Omicron Pegasi

Observation data Epoch J2000 Equinox ICRS
- Constellation: Pegasus
- Right ascension: 22^{h} 41^{m} 45.39893^{s}
- Declination: +29° 18′ 27.5542″
- Apparent magnitude (V): +4.80

Characteristics
- Spectral type: A1 IV
- U−B color index: +0.035
- B−V color index: −0.013±0.002

Astrometry
- Radial velocity (R_{v}): +8.5±0.1 km/s
- Proper motion (μ): RA: −0.106 mas/yr Dec.: −31.691 mas/yr
- Parallax (π): 11.4116±0.4055 mas
- Distance: 290 ± 10 ly (88 ± 3 pc)
- Absolute magnitude (M_{V}): −0.01

Details
- Mass: 2.24 M_{☉}
- Radius: 3.37±0.10 R_{☉}
- Luminosity: 85±6 L_{☉}
- Surface gravity (log g): 3.81±0.04 cgs
- Temperature: 9,600±50 K
- Metallicity [Fe/H]: +0.25±0.09 dex
- Rotational velocity (v sin i): 6.0±0.2 km/s
- Age: 184 Myr
- Other designations: ο Peg, 43 Pegasi, BD+28°4436, HD 214994, HIP 112051, HR 8641, SAO 90717

Database references
- SIMBAD: data

= Omicron Pegasi =

Star in the constellation Pegasus

ο Pegasi, Latinized as Omicron Pegasi, is a suspected astrometric binary star system in the northern constellation of Pegasus. It is white in hue and visible to the naked eye as a faint point of light with an apparent visual magnitude of +4.80. The distance to this system is approximately 290 light years based on parallax, and it is drifting further away from the Sun with a radial velocity of +8.5 km/s.

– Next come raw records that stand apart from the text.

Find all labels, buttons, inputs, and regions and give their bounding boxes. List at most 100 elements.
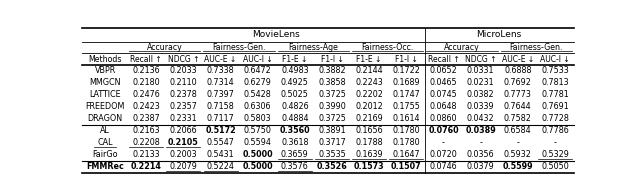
- Text: 0.5050: 0.5050: [541, 162, 569, 172]
- Text: MMGCN: MMGCN: [90, 78, 121, 87]
- Text: 0.2476: 0.2476: [132, 90, 160, 99]
- Text: 0.0339: 0.0339: [467, 102, 495, 111]
- Text: 0.6306: 0.6306: [244, 102, 271, 111]
- Text: Fairness-Occ.: Fairness-Occ.: [362, 43, 414, 52]
- Text: -: -: [479, 138, 482, 147]
- Text: 0.5599: 0.5599: [502, 162, 533, 172]
- Text: 0.3725: 0.3725: [318, 90, 346, 99]
- Text: 0.2133: 0.2133: [132, 150, 160, 159]
- Text: 0.5594: 0.5594: [244, 138, 271, 147]
- Text: FMMRec: FMMRec: [86, 162, 124, 172]
- Text: 0.2003: 0.2003: [170, 150, 197, 159]
- Text: 0.2105: 0.2105: [168, 138, 199, 147]
- Text: 0.2208: 0.2208: [132, 138, 160, 147]
- Text: 0.0382: 0.0382: [467, 90, 495, 99]
- Text: 0.2243: 0.2243: [355, 78, 383, 87]
- Text: Recall ↑: Recall ↑: [428, 54, 460, 64]
- Text: MicroLens: MicroLens: [477, 30, 522, 39]
- Text: 0.7338: 0.7338: [207, 66, 234, 75]
- Text: 0.4884: 0.4884: [281, 114, 308, 123]
- Text: 0.1507: 0.1507: [391, 162, 422, 172]
- Text: 0.2110: 0.2110: [170, 78, 197, 87]
- Text: 0.7773: 0.7773: [504, 90, 532, 99]
- Text: 0.4925: 0.4925: [281, 78, 308, 87]
- Text: 0.5000: 0.5000: [243, 162, 273, 172]
- Text: 0.1722: 0.1722: [392, 66, 420, 75]
- Text: AUC-E ↓: AUC-E ↓: [204, 54, 237, 64]
- Text: 0.6279: 0.6279: [244, 78, 271, 87]
- Text: 0.7644: 0.7644: [504, 102, 532, 111]
- Text: 0.1689: 0.1689: [392, 78, 420, 87]
- Text: 0.5803: 0.5803: [244, 114, 271, 123]
- Text: 0.1780: 0.1780: [392, 138, 420, 147]
- Text: 0.2423: 0.2423: [132, 102, 160, 111]
- Text: 0.1614: 0.1614: [392, 114, 420, 123]
- Text: 0.2214: 0.2214: [131, 162, 162, 172]
- Text: 0.0331: 0.0331: [467, 66, 494, 75]
- Text: 0.0231: 0.0231: [467, 78, 495, 87]
- Text: NDCG ↑: NDCG ↑: [168, 54, 199, 64]
- Text: 0.4826: 0.4826: [281, 102, 308, 111]
- Text: Methods: Methods: [88, 54, 122, 64]
- Text: 0.5172: 0.5172: [205, 126, 236, 135]
- Text: 0.7691: 0.7691: [541, 102, 569, 111]
- Text: 0.0432: 0.0432: [467, 114, 495, 123]
- Text: 0.3535: 0.3535: [318, 150, 346, 159]
- Text: AUC-I ↓: AUC-I ↓: [243, 54, 273, 64]
- Text: -: -: [516, 138, 519, 147]
- Text: 0.7397: 0.7397: [207, 90, 234, 99]
- Text: MovieLens: MovieLens: [252, 30, 300, 39]
- Text: 0.2202: 0.2202: [355, 90, 383, 99]
- Text: F1-E ↓: F1-E ↓: [282, 54, 308, 64]
- Text: 0.3725: 0.3725: [318, 114, 346, 123]
- Text: 0.0356: 0.0356: [467, 150, 495, 159]
- Text: AUC-I ↓: AUC-I ↓: [540, 54, 570, 64]
- Text: 0.2180: 0.2180: [132, 78, 160, 87]
- Text: 0.5025: 0.5025: [281, 90, 308, 99]
- Text: 0.0389: 0.0389: [465, 126, 496, 135]
- Text: 0.5750: 0.5750: [244, 126, 271, 135]
- Text: 0.5224: 0.5224: [207, 162, 234, 172]
- Text: F1-E ↓: F1-E ↓: [356, 54, 382, 64]
- Text: 0.7158: 0.7158: [207, 102, 234, 111]
- Text: 0.6584: 0.6584: [504, 126, 532, 135]
- Text: 0.2012: 0.2012: [355, 102, 383, 111]
- Text: Accuracy: Accuracy: [147, 43, 182, 52]
- Text: 0.3618: 0.3618: [281, 138, 308, 147]
- Text: 0.0465: 0.0465: [429, 78, 458, 87]
- Text: 0.0652: 0.0652: [429, 66, 458, 75]
- Text: LATTICE: LATTICE: [89, 90, 121, 99]
- Text: 0.7728: 0.7728: [541, 114, 569, 123]
- Text: 0.1573: 0.1573: [354, 162, 385, 172]
- Text: 0.1656: 0.1656: [355, 126, 383, 135]
- Text: 0.1788: 0.1788: [355, 138, 383, 147]
- Text: Fairness-Age: Fairness-Age: [289, 43, 339, 52]
- Text: AUC-E ↓: AUC-E ↓: [502, 54, 534, 64]
- Text: 0.1639: 0.1639: [355, 150, 383, 159]
- Text: 0.5329: 0.5329: [541, 150, 569, 159]
- Text: 0.1747: 0.1747: [392, 90, 420, 99]
- Text: 0.7786: 0.7786: [541, 126, 569, 135]
- Text: CAL: CAL: [97, 138, 113, 147]
- Text: NDCG ↑: NDCG ↑: [465, 54, 497, 64]
- Text: 0.0379: 0.0379: [467, 162, 495, 172]
- Text: 0.2066: 0.2066: [170, 126, 197, 135]
- Text: 0.2136: 0.2136: [132, 66, 160, 75]
- Text: 0.2387: 0.2387: [132, 114, 160, 123]
- Text: 0.7813: 0.7813: [541, 78, 569, 87]
- Text: 0.3990: 0.3990: [318, 102, 346, 111]
- Text: Fairness-Gen.: Fairness-Gen.: [509, 43, 563, 52]
- Text: 0.5000: 0.5000: [243, 150, 273, 159]
- Text: 0.7692: 0.7692: [504, 78, 532, 87]
- Text: 0.7314: 0.7314: [207, 78, 234, 87]
- Text: VBPR: VBPR: [95, 66, 116, 75]
- Text: 0.3858: 0.3858: [318, 78, 346, 87]
- Text: 0.5932: 0.5932: [504, 150, 532, 159]
- Text: 0.5428: 0.5428: [244, 90, 271, 99]
- Text: 0.2378: 0.2378: [170, 90, 197, 99]
- Text: FREEDOM: FREEDOM: [85, 102, 125, 111]
- Text: 0.3576: 0.3576: [281, 162, 308, 172]
- Text: F1-I ↓: F1-I ↓: [395, 54, 418, 64]
- Text: 0.3891: 0.3891: [318, 126, 346, 135]
- Text: 0.1647: 0.1647: [392, 150, 420, 159]
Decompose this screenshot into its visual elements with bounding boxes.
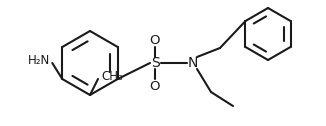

The visible component has a stellar classification of A1 IV, matching a subgiant star that has begun to cool, expand and brighten off the main sequence. It has very narrow lines due to a low projected rotational velocity of 6 km/s. The abundances of iron are Sun-like, while it displays an overabundance of heavier elements. Some studies have suggested it is an Am-like star. Omicron Pegasi is an estimated 184 million years old with 2.24 times the mass of the Sun. It is radiating 85 times the Sun's luminosity from its photosphere at an effective temperature of 9,600 K.